Evo (Gabriel’s Father) and I aren’t together anymore, but we do live together and he's one of my best friends.  He's a great Father, but when fishing is good you won’t find that man on land.  Now, comforted by the anesthetizing caress of time and a shift in the dynamic of our realtionship, I can find this a charming personality quirk but at the time it drove me batcrap crazy.  I was basically the solitary parent of a premature infant, carless, internetless, and terrified.  I knew that there was something terribly wrong with my child, but no one believed me.  All of my friends and family were over 2,000 miles away.  We were struggling financially, I’d recently had to hock my engagement ring for rent money…It was a terrible and lonely time for me, but Evo couldn’t understand this.  He is incredibly self-contained.  Sometimes I think he’s a bit like the ocean on a calm day.  Beautifully tranquil, on the surface, but hiding much within it’s depths.

So, we flew to Columbia, checked into the hotel and had a conversation that went something like this:

Evo:  When they take off the cataracts, do you think it will hurt him?

Me: I don’t think they’re right about that.  I think it’s worse than cataracts.

Evo: No, they said cataracts.

Me: I know, I just have a really bad feeling about this.  I think it’s worse than they think.  I don’t think he can see at all.  Even with cataracts he should be able to see something, right?

Evo: You worry too much.

 (We may have had a sideline conversation about his idea of worrying being my idea of preparing for the future.  I have no doubt that valid points were raised by each of us.)

Discussion unresolved, we went to bed.  Evo and Gabriel slept the blissful sleep of the innocent while I stayed up late into the night biting my nails.

The next day Gabriel was poked, prodded, ultrasounded, CAT-scaned and given eye drops by the gallon.  His medical records were analyzed and at one point a doctor opened his eye with some sort of metallic reverse clothespin from hell, turned out the light, stared into my child’s now bulging eye with a Klieg light and said in a stage whisper, “Oh, eso no es bueno.”  I didn’t speak any Spanish at the time but even I knew that it wasn’t good.

The doctors ran more tests and then delivered the grim diagnosis I’ve already mentioned.  Stage 5 ROP, rush disease, no hope.

Evo was crushed.  He waited until we were back at the hotel and completely lost his shit.  He was looking at the sleeping form of our eye drop sodden child and showed me his tears for the first time in our 5 year relationship.  I remember holding him and telling him that it would be ok.  I told him about every successful blind person I’d ever heard of and all the blind friendly technology they have these days and how it’s only going to get better.

Evo looked at me with his beautiful, liquidy chocolate, red rimmed eyes and said he’d give one of those eyes to his son.  If I gave him an eye too, he’d be ok.  Our son would be the Alaskan Husky kid with one brown eye and one blue.  We’d just all lie down on surgical tables and play a merry game of musical eyes.  He may have fancied himself in an eye patch, I’m not sure.

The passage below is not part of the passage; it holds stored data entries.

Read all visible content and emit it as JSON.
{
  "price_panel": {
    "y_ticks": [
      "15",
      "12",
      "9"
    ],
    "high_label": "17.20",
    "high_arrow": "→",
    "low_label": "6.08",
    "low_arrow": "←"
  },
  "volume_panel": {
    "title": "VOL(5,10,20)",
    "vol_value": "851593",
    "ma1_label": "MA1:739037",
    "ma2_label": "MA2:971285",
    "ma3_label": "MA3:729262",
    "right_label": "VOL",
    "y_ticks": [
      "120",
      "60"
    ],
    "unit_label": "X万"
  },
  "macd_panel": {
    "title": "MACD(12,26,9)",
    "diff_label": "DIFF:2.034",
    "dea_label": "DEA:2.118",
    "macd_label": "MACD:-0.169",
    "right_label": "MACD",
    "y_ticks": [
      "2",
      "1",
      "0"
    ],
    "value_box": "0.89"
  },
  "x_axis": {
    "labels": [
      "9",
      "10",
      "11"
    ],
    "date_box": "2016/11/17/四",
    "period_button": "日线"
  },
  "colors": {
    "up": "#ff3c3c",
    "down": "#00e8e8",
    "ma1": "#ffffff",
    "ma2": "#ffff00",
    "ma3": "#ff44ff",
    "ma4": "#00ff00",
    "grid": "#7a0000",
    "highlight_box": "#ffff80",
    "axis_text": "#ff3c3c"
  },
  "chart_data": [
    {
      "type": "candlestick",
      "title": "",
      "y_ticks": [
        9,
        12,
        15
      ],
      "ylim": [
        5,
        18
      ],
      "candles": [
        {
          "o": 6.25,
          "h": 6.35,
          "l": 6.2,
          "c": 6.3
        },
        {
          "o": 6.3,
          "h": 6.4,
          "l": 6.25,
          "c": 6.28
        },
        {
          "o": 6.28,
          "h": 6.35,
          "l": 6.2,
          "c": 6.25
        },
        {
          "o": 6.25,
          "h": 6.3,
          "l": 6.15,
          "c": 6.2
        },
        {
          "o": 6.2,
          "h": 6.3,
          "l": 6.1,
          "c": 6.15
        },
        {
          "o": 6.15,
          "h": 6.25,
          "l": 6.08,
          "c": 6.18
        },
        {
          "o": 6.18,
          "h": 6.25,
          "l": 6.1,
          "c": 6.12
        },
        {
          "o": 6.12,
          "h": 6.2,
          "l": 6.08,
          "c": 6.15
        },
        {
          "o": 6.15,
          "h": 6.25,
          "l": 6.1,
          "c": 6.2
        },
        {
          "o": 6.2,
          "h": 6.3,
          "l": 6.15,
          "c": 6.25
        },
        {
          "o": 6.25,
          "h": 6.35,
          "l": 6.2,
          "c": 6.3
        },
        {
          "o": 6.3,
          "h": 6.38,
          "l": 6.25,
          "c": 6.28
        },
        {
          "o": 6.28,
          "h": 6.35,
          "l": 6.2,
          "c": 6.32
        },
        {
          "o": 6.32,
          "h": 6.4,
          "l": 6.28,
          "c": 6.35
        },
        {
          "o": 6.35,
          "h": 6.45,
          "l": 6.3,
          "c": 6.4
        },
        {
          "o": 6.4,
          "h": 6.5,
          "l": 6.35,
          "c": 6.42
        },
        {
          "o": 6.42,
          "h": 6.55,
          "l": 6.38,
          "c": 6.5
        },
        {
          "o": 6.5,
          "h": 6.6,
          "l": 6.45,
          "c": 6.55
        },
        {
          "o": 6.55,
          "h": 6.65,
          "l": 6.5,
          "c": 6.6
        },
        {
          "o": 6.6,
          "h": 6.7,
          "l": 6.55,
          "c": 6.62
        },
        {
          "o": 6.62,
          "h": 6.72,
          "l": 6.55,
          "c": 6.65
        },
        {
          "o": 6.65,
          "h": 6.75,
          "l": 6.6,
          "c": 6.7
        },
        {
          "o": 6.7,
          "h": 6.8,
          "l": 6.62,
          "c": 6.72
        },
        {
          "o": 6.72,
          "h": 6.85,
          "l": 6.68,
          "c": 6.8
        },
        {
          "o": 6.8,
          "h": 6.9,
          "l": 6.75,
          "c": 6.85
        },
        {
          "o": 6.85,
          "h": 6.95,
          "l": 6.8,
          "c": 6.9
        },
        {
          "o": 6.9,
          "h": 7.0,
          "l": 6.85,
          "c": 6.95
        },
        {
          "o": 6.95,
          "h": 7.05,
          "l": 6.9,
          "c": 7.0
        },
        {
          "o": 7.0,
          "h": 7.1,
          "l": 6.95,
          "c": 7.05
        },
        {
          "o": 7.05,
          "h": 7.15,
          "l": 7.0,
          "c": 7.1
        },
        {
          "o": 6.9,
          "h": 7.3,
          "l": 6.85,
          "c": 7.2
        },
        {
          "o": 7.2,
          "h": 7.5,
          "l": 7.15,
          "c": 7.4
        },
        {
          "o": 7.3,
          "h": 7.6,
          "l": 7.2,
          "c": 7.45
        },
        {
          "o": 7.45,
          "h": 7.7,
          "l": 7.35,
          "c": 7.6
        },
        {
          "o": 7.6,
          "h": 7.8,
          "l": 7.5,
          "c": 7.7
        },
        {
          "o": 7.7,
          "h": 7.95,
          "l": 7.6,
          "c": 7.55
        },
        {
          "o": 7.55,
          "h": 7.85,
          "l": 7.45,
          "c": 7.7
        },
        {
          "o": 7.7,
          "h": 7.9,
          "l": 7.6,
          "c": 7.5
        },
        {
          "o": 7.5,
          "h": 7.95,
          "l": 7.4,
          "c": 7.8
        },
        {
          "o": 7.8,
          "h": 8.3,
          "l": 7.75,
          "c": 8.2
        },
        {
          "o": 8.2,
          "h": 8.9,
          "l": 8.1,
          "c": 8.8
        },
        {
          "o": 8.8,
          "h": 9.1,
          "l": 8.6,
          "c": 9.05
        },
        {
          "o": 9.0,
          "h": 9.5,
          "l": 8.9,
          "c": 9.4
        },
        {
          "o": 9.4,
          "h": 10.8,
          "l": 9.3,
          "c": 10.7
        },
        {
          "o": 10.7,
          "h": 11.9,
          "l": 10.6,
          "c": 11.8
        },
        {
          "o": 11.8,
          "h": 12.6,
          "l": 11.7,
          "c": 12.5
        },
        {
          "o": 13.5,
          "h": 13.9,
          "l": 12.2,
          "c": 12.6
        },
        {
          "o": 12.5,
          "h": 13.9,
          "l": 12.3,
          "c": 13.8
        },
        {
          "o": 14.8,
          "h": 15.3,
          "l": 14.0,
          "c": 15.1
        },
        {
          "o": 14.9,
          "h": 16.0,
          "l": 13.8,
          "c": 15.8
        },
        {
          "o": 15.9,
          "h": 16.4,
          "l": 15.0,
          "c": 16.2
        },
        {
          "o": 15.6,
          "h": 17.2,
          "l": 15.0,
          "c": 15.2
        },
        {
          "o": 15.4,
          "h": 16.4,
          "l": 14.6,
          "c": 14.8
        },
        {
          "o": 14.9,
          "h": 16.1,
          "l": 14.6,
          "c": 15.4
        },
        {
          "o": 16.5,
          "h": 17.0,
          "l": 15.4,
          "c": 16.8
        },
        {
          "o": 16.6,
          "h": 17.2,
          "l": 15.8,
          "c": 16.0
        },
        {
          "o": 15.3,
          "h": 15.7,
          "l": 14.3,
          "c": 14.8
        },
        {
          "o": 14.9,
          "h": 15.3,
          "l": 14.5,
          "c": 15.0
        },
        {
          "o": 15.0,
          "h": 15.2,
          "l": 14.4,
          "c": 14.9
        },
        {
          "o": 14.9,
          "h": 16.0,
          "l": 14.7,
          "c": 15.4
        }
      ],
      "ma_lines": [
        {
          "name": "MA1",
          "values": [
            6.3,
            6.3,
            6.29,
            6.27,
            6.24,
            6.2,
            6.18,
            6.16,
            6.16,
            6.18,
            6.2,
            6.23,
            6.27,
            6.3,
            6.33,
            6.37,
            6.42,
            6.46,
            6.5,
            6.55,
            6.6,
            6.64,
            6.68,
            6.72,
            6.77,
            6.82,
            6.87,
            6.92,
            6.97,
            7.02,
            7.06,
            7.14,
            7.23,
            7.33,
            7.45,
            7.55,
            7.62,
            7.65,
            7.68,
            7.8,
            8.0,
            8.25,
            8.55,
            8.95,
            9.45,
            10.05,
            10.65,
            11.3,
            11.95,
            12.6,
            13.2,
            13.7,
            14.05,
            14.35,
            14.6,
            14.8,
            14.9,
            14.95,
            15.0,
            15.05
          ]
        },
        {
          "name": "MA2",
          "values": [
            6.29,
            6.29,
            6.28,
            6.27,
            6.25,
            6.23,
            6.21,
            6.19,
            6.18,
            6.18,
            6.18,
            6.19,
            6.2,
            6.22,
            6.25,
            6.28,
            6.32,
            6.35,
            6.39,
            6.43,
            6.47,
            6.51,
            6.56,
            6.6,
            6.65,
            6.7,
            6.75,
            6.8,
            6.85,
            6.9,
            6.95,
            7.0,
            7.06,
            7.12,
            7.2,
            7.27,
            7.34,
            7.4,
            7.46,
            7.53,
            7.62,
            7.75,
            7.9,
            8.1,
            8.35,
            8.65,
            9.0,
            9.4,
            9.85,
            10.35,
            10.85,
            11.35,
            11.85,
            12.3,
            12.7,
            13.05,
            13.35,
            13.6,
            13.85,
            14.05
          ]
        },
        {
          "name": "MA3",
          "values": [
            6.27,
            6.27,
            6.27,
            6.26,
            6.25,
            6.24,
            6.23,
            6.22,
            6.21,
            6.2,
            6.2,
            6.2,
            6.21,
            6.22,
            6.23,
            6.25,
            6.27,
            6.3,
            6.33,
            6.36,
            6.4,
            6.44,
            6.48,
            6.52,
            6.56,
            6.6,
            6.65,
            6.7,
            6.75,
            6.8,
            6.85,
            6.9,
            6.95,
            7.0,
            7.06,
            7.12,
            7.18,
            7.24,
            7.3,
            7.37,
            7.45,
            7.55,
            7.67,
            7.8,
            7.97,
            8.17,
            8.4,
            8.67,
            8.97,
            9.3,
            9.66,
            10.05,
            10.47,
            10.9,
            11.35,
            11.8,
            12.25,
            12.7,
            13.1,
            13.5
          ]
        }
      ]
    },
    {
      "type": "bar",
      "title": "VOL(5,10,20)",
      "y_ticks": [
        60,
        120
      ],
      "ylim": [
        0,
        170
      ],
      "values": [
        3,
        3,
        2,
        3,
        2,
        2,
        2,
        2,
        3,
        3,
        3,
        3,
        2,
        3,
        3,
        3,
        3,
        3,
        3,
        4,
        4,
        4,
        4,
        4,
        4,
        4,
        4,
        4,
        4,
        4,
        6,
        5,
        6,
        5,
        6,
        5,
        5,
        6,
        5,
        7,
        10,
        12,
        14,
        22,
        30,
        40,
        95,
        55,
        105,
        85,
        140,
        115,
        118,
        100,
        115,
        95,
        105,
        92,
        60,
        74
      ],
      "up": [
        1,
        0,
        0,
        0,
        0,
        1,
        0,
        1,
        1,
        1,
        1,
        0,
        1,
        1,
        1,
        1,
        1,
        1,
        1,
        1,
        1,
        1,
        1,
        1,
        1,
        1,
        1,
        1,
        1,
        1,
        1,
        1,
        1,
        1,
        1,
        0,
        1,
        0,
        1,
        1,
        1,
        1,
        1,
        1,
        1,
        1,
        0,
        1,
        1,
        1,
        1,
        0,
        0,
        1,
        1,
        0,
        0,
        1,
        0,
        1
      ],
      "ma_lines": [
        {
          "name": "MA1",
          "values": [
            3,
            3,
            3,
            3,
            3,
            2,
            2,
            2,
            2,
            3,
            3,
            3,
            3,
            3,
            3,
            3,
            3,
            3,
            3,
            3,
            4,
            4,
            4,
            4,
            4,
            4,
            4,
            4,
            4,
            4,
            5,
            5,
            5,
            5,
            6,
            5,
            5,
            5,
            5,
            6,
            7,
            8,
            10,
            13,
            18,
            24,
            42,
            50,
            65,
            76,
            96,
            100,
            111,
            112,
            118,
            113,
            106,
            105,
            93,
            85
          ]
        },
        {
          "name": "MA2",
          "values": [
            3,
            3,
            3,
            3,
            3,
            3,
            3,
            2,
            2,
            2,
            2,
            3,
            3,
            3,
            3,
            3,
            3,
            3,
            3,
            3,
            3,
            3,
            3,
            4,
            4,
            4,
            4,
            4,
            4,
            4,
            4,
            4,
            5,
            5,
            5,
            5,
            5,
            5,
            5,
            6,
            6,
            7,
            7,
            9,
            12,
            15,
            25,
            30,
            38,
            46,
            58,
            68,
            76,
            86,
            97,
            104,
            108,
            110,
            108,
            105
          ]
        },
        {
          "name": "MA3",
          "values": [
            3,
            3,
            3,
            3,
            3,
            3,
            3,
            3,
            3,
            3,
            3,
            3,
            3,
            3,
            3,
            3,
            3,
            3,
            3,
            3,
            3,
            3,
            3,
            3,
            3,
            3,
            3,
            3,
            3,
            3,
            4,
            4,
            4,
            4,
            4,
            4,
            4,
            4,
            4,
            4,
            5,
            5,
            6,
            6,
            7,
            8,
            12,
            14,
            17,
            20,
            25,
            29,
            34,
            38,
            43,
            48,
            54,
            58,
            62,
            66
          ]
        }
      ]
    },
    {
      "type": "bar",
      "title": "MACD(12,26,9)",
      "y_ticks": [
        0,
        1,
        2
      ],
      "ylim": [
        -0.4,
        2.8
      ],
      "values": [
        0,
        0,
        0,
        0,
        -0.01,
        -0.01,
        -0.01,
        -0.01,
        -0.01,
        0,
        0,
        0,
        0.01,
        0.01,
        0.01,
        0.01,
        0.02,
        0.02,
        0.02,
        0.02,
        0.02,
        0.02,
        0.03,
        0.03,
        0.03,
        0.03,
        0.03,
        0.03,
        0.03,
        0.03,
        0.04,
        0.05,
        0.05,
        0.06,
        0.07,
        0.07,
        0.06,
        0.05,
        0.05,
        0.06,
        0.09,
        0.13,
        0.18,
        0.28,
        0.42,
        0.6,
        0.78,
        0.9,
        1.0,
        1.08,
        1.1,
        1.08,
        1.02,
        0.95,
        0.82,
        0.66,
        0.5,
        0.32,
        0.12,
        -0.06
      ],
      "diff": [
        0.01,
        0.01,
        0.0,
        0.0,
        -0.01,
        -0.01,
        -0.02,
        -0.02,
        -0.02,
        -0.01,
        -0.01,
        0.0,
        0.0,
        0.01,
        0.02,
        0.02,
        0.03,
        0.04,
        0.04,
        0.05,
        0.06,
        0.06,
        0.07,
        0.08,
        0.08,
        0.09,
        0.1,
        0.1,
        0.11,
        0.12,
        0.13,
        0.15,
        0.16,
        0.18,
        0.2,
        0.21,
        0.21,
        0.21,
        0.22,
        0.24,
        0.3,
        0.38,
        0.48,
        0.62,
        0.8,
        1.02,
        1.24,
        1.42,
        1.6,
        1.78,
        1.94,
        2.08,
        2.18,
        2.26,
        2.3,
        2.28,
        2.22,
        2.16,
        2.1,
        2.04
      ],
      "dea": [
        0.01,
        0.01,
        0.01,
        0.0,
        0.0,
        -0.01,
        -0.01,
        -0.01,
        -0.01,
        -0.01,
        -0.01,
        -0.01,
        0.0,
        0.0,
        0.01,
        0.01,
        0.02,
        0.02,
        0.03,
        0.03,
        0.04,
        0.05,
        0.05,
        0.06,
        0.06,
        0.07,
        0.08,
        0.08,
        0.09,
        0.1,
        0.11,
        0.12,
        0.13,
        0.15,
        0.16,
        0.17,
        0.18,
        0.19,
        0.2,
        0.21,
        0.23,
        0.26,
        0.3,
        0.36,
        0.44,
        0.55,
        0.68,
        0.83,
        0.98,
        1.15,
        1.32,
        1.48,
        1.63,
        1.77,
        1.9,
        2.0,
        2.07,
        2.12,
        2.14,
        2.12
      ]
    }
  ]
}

His sincerity was disarming.  He’d convinced himself that he could fix it.  While feeling more affection for him than I had in months, I had to burst his bubble.  We had another conversation:

Me:  They can’t do that.  They’ve never successfully transplanted a whole eye.

Evo:  Well what can we do?

Me:  Nothing.  There is nothing we can do.

Evo: But he can still see light.

Me:  I don’t think it matters.  His eyes are broken.  They aren’t going to get any better unless we get a miracle.

Evo:  How can you be so calm about this?

Me:  I expected it to be worse, actually.  I was worried that his brain was deprived of oxygen for too long the day he was born when he was having such a hard time.  They were saying his eyes were fine, and nobody believed me – not even you, but he wasn’t acting normal.

Evo: If you though it was so bad, why didn’t you say something?

At that point I smacked myself in the head so hard that I blacked out for a while.

When I came to, Evo had come to terms with the fact that his son would slowly lose the little vision that he had and one day be totally blind.  We left Columbia with a bag full of souvenirs and a new found sadness.  We soon learned that the only cure for the sadness was Gabriel himself.  His tiny, reaching hands were the only comfort for our anguished souls, his amazing development the only balm for our worries, his smile a light in the dark.